Lebanon News

Report warns against delaying Nahr al-Bared rebuilding

BEIRUT: The International Development Research Center (IDRC) issued a report Monday that highlighted how fragile recent reconciliation between the Lebanese government and the Palestinians in Lebanon was and what needs to be done to see it improve. The report, titled "Building a Better Relationship," stressed the importance of international donors in this reconciliation process, particularly in the rebuilding of the Nahr al-Bared refugee camp. The report said the trust of the Palestinian- Lebanese relationship hinged on its reconstruction.

Written by a political science professor from McGill University, Rex Brynen, the IDRC report said that the future of the relationship between the Palestinians and the Lebanese government was still uncertain, but if it succeeded the resulting stability would be positive for all parties involved, including the international community.

"Put simply, appropriate donor engagement on this issue could pay substantial future dividends: for the social and economic conditions of the refugees, for Lebanon's own development, and for local, regional and even global security and stability," said the report. 

The report fits into the larger issue of the treatment and status of over 250,000 Palestinians who live in Lebanon after they were forced out of Palestine in 1948 and 1967.

Most Palestinians in Lebanon live in one of 12 refugee camps administered by the United Nations Relief and Works Agency for Palestine Refugees in the Near East (UNRWA).
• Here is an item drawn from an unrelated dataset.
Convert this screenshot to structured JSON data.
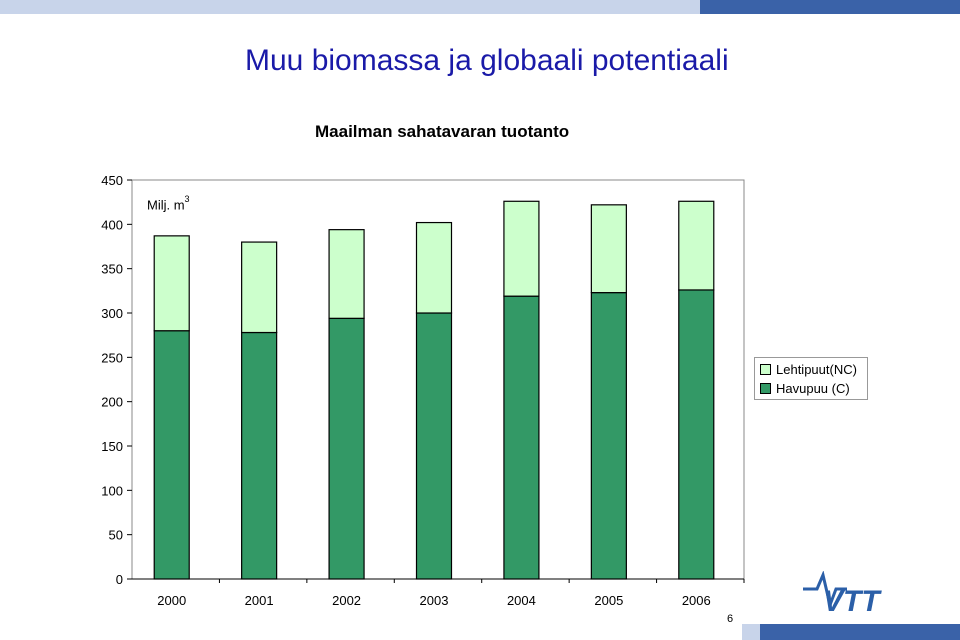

Pressing issues in the Palestinian relationship include Palestinians' inability to own land, limits on employment, resettlement in Lebanon, and the issue of arms and militias inside and outside refugee camps.  

The Palestinian-Lebanese relationship since 1970, when the Palestinian Liberation Organization was forced out of Jordan and came to Beirut, has been one characterized by mistrust and violence. Both sides have blamed each other for lack of stability in their communities.
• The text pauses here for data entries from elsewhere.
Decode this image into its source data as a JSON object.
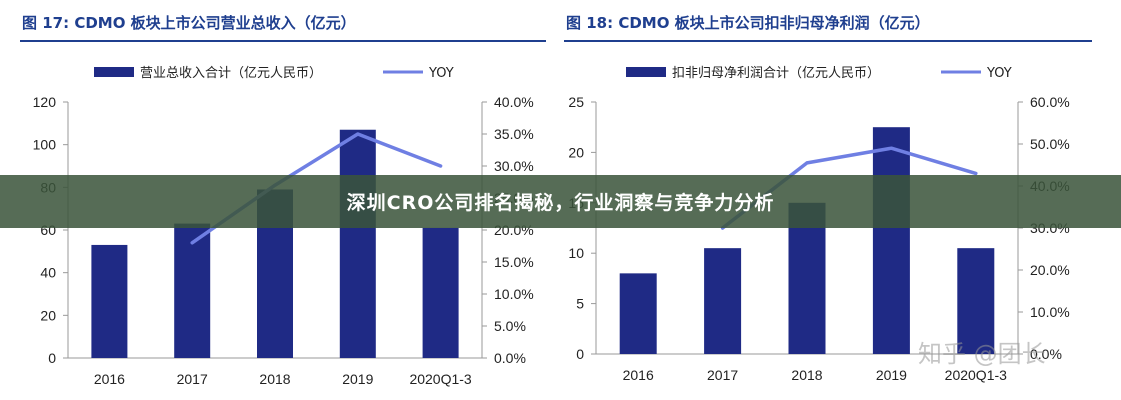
{
  "banner": {
    "text": "深圳CRO公司排名揭秘，行业洞察与竞争力分析"
  },
  "watermark": {
    "text": "知乎 @团长"
  },
  "colors": {
    "bar": "#1f2a85",
    "line": "#6f7fe3",
    "rule": "#1f3f8f",
    "grid": "#c8c8c8"
  },
  "charts": [
    {
      "fig_title": "图 17:  CDMO 板块上市公司营业总收入（亿元）",
      "legend_bar": "营业总收入合计（亿元人民币）",
      "legend_line": "YOY"
    },
    {
      "fig_title": "图 18:  CDMO 板块上市公司扣非归母净利润（亿元）",
      "legend_bar": "扣非归母净利润合计（亿元人民币）",
      "legend_line": "YOY"
    }
  ],
  "chart_data": [
    {
      "type": "bar",
      "title": "图 17:  CDMO 板块上市公司营业总收入（亿元）",
      "categories": [
        "2016",
        "2017",
        "2018",
        "2019",
        "2020Q1-3"
      ],
      "series": [
        {
          "name": "营业总收入合计（亿元人民币）",
          "type": "bar",
          "axis": "left",
          "values": [
            53,
            63,
            79,
            107,
            61
          ]
        },
        {
          "name": "YOY",
          "type": "line",
          "axis": "right",
          "values": [
            null,
            0.18,
            0.27,
            0.35,
            0.3
          ]
        }
      ],
      "ylim_left": [
        0,
        120
      ],
      "yticks_left": [
        "0",
        "20",
        "40",
        "60",
        "80",
        "100",
        "120"
      ],
      "ylim_right": [
        0,
        0.4
      ],
      "yticks_right": [
        "0.0%",
        "5.0%",
        "10.0%",
        "15.0%",
        "20.0%",
        "25.0%",
        "30.0%",
        "35.0%",
        "40.0%"
      ],
      "legend": "top",
      "grid": false
    },
    {
      "type": "bar",
      "title": "图 18:  CDMO 板块上市公司扣非归母净利润（亿元）",
      "categories": [
        "2016",
        "2017",
        "2018",
        "2019",
        "2020Q1-3"
      ],
      "series": [
        {
          "name": "扣非归母净利润合计（亿元人民币）",
          "type": "bar",
          "axis": "left",
          "values": [
            8,
            10.5,
            15,
            22.5,
            10.5
          ]
        },
        {
          "name": "YOY",
          "type": "line",
          "axis": "right",
          "values": [
            null,
            0.3,
            0.455,
            0.49,
            0.43
          ]
        }
      ],
      "ylim_left": [
        0,
        25
      ],
      "yticks_left": [
        "0",
        "5",
        "10",
        "15",
        "20",
        "25"
      ],
      "ylim_right": [
        0,
        0.6
      ],
      "yticks_right": [
        "0.0%",
        "10.0%",
        "20.0%",
        "30.0%",
        "40.0%",
        "50.0%",
        "60.0%"
      ],
      "legend": "top",
      "grid": false
    }
  ]
}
The relationship of the two communities has noticeably improved in recent years. The Lebanese government created the Lebanese-Palestinian Dialogue Committee (LPDC) in 2005 to improve the quality of quality of life of Palestinians and in 2006 Palestinian Ambassador Abbas Zaki issued a statement of apology for any harm done to Lebanon.

But  this delicate relationship was strained again in 2007 after the fighting around Tripoli in the Nahr al-Barid refugee camp. Nahr al-Barid was destroyed in May 2007, after members of the radical Islam al-Fatah organization took over the camp and the Lebanese Army waged a three-month long battle to regain control of the area. The fighting left more than 400 people dead and over 1,000 wounded, and reduced much of the refugee camp to rubble.

he IDRC report said the rebuilding of the camp is crucial in stabilizing the Palestinian-Lebanese relationship and stopping radical organizations like Islam-al Fatah from continuing to thrive in the refugee camps.

So far, according to the report, only $67.3 million has been donated to rebuild the camp, a quarter of the funding required. Failure to rebuild the camp could lead to a lack of trust between both communities, said the report.

The report calls for international donors to give more to the reconstruction as the Palestinian issue is also part of broader issues, and the resolving of this issue could benefit international donors regionally

According to UNRWA, 53 percent of Lebanon's Palestinian refugees are living inside of refugee camps.

That is the highest percentage of countries with Palestinians still in camps, compared to Syria's 27 percent and Jordan's 12 percent.

"An estimated half of all Palestinian refugee households in Lebanon live bellow the poverty line," said the report.